隣の圏外さん
そのまま私も常盤君の斜め前に腰を下ろし、持ってきた裁縫道具で衣装作りを始める。
「永瀬さん、大会の練習はいいの?」
途中、常盤君が声をかけてきた。
「いや、それがなかなか読む部分を決められなくて」
「そんなの読みやすそうなところをパッと選んじゃえば終いじゃん」
常盤君は心底不思議そうな顔をしている。
「そうなんだけどさ。できるだけ聞く人にも響きそうなところを選びたくて」
「大会で賞をとることを目指すなら、とっとと決めて練習に移った方が効率的だと思うけど。
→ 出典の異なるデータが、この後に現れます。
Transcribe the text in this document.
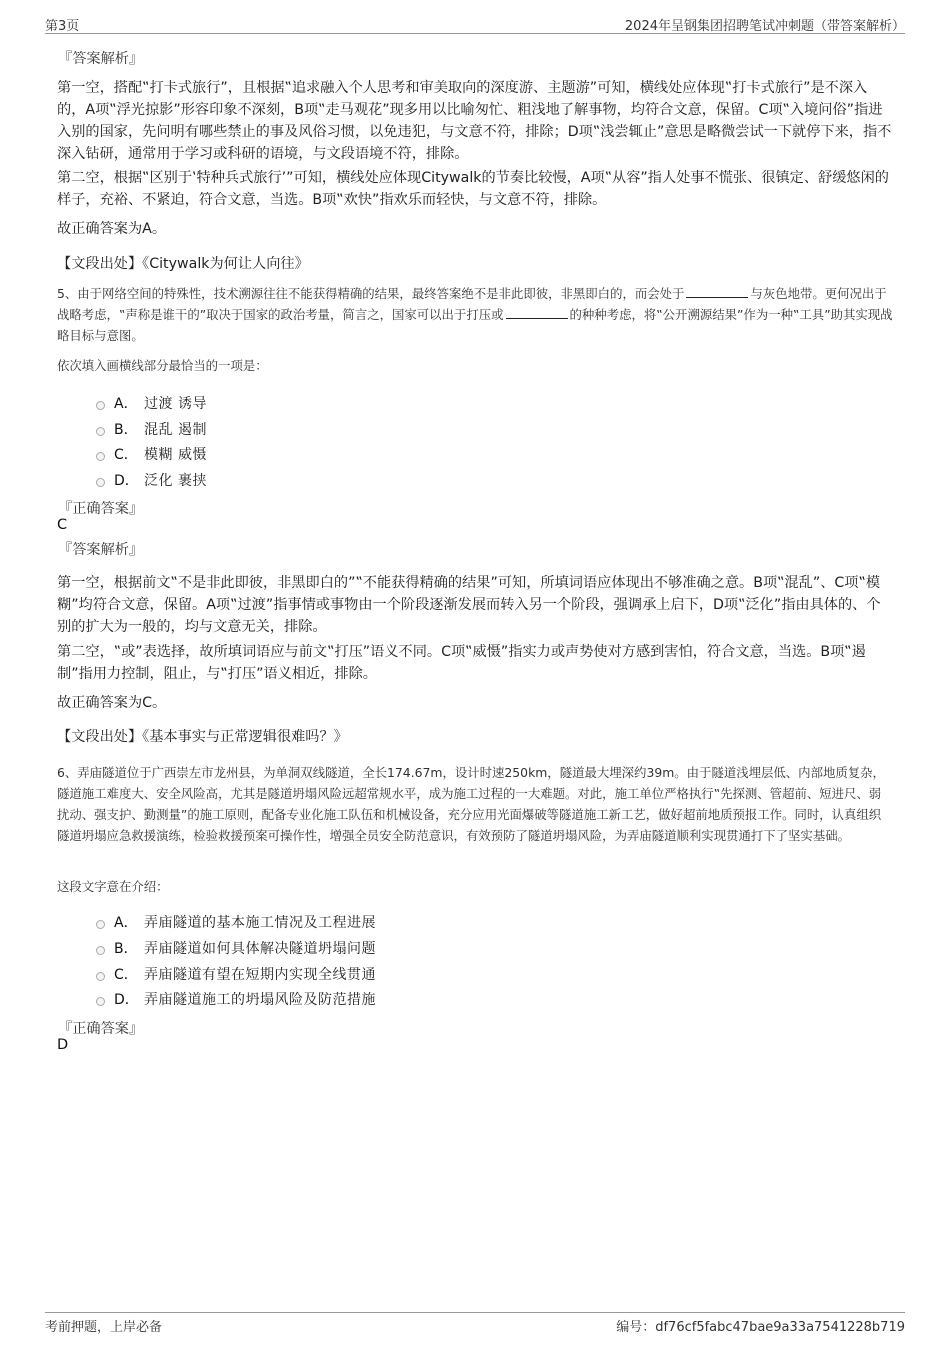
第3页	2024年呈钢集团招聘笔试冲刺题（带答案解析）
『答案解析』
第一空，搭配‟打卡式旅行”，且根据‟追求融入个人思考和审美取向的深度游、主题游”可知，横线处应体现‟打卡式旅行”是不深入的，A项‟浮光掠影”形容印象不深刻，B项‟走马观花”现多用以比喻匆忙、粗浅地了解事物，均符合文意，保留。C项‟入境问俗”指进入别的国家，先问明有哪些禁止的事及风俗习惯，以免违犯，与文意不符，排除；D项‟浅尝辄止”意思是略微尝试一下就停下来，指不深入钻研，通常用于学习或科研的语境，与文段语境不符，排除。
第二空，根据‟区别于‛特种兵式旅行’”可知，横线处应体现Citywalk的节奏比较慢，A项‟从容”指人处事不慌张、很镇定、舒缓悠闲的样子，充裕、不紧迫，符合文意，当选。B项‟欢快”指欢乐而轻快，与文意不符，排除。
故正确答案为A。
【文段出处】《Citywalk为何让人向往》
5、由于网络空间的特殊性，技术溯源往往不能获得精确的结果，最终答案绝不是非此即彼，非黑即白的，而会处于	与灰色地带。更何况出于战略考虑，‟声称是谁干的”取决于国家的政治考量，简言之，国家可以出于打压或	的种种考虑，将‟公开溯源结果”作为一种‟工具”助其实现战略目标与意图。
依次填入画横线部分最恰当的一项是：
A． 过渡 诱导
B． 混乱 遏制
C． 模糊 威慑
D． 泛化 裹挟
『正确答案』
C
『答案解析』
第一空，根据前文‟不是非此即彼，非黑即白的”‟不能获得精确的结果”可知，所填词语应体现出不够准确之意。B项‟混乱”、C项‟模糊”均符合文意，保留。A项‟过渡”指事情或事物由一个阶段逐渐发展而转入另一个阶段，强调承上启下，D项‟泛化”指由具体的、个别的扩大为一般的，均与文意无关，排除。
第二空，‟或”表选择，故所填词语应与前文‟打压”语义不同。C项‟威慑”指实力或声势使对方感到害怕，符合文意，当选。B项‟遏制”指用力控制，阻止，与‟打压”语义相近，排除。
故正确答案为C。
【文段出处】《基本事实与正常逻辑很难吗？》
6、弄庙隧道位于广西崇左市龙州县，为单洞双线隧道，全长174.67m，设计时速250km，隧道最大埋深约39m。由于隧道浅埋层低、内部地质复杂，隧道施工难度大、安全风险高，尤其是隧道坍塌风险远超常规水平，成为施工过程的一大难题。对此，施工单位严格执行‟先探测、管超前、短进尺、弱扰动、强支护、勤测量”的施工原则，配备专业化施工队伍和机械设备，充分应用光面爆破等隧道施工新工艺，做好超前地质预报工作。同时，认真组织隧道坍塌应急救援演练，检验救援预案可操作性，增强全员安全防范意识，有效预防了隧道坍塌风险，为弄庙隧道顺利实现贯通打下了坚实基础。
这段文字意在介绍：
A． 弄庙隧道的基本施工情况及工程进展
B． 弄庙隧道如何具体解决隧道坍塌问题
C． 弄庙隧道有望在短期内实现全线贯通
D． 弄庙隧道施工的坍塌风险及防范措施
『正确答案』
D
考前押题，上岸必备	编号：df76cf5fabc47bae9a33a7541228b719
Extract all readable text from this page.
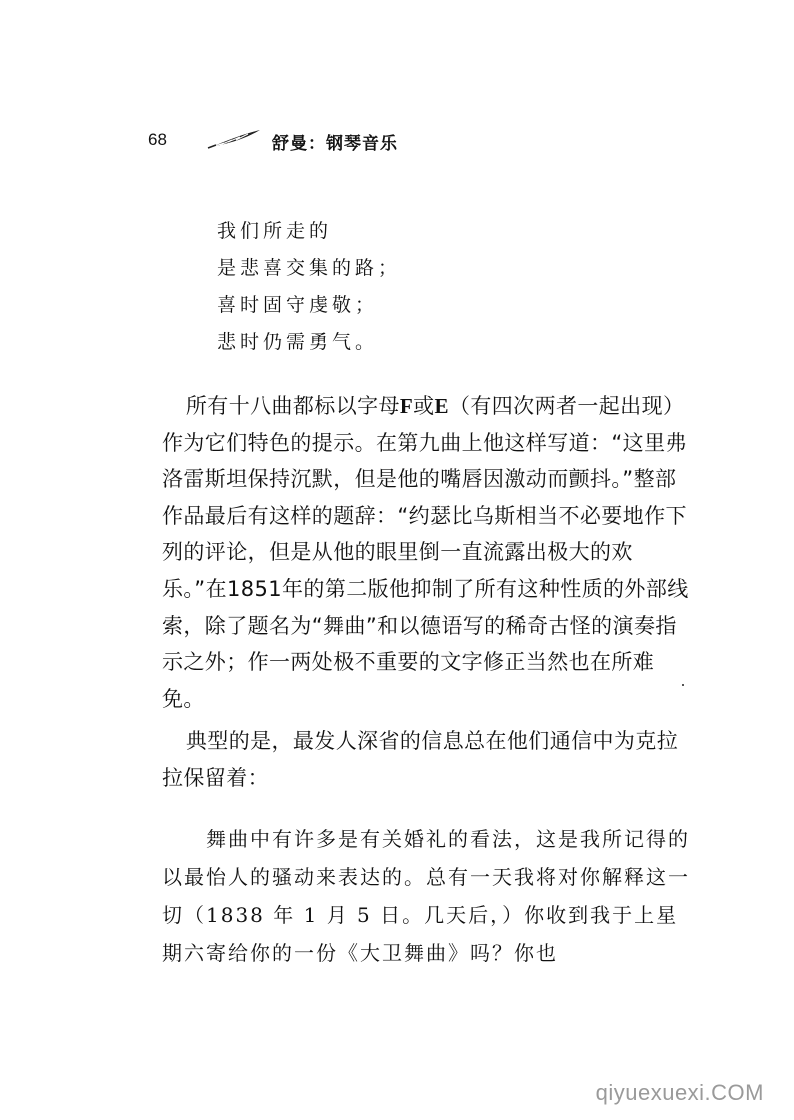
68	舒曼：钢琴音乐
我们所走的
是悲喜交集的路；
喜时固守虔敬；
悲时仍需勇气。

　 所有十八曲都标以字母F或E（有四次两者一起出现）作为它们特色的提示。在第九曲上他这样写道：“这里弗洛雷斯坦保持沉默，但是他的嘴唇因激动而颤抖。”整部作品最后有这样的题辞：“约瑟比乌斯相当不必要地作下列的评论，但是从他的眼里倒一直流露出极大的欢乐。”在1851年的第二版他抑制了所有这种性质的外部线索，除了题名为“舞曲”和以德语写的稀奇古怪的演奏指示之外；作一两处极不重要的文字修正当然也在所难免。

　 典型的是，最发人深省的信息总在他们通信中为克拉拉保留着：

　　舞曲中有许多是有关婚礼的看法，这是我所记得的以最怡人的骚动来表达的。总有一天我将对你解释这一切（1838 年 1 月 5 日。几天后，）你收到我于上星期六寄给你的一份《大卫舞曲》吗？你也

qiyuexuexi.COM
何を読むかよりも、どう読むかの方が遥かに重要なんだし」
正論だ。
自分でも薄々感じていたことである。
ぐずぐずしている暇があったら練習した方がいい。
「今日帰ったら決めます……」
人に宣言することで逃げ道を無くす作戦だ。
帰宅してすぐに、指定作品の本を開く。
この行為も、もう何度目になるかわからない。
ここにしようかな、と決めてしまおうとする度に、ずっと拭えなかった違和感。
その違和感を唯一払拭する部分。
はっきり言って読みにくい。
苦手なラ行の音が連発している。
でも。
ここに決めよう。
せめてこれだけでも、自分の心に正直に。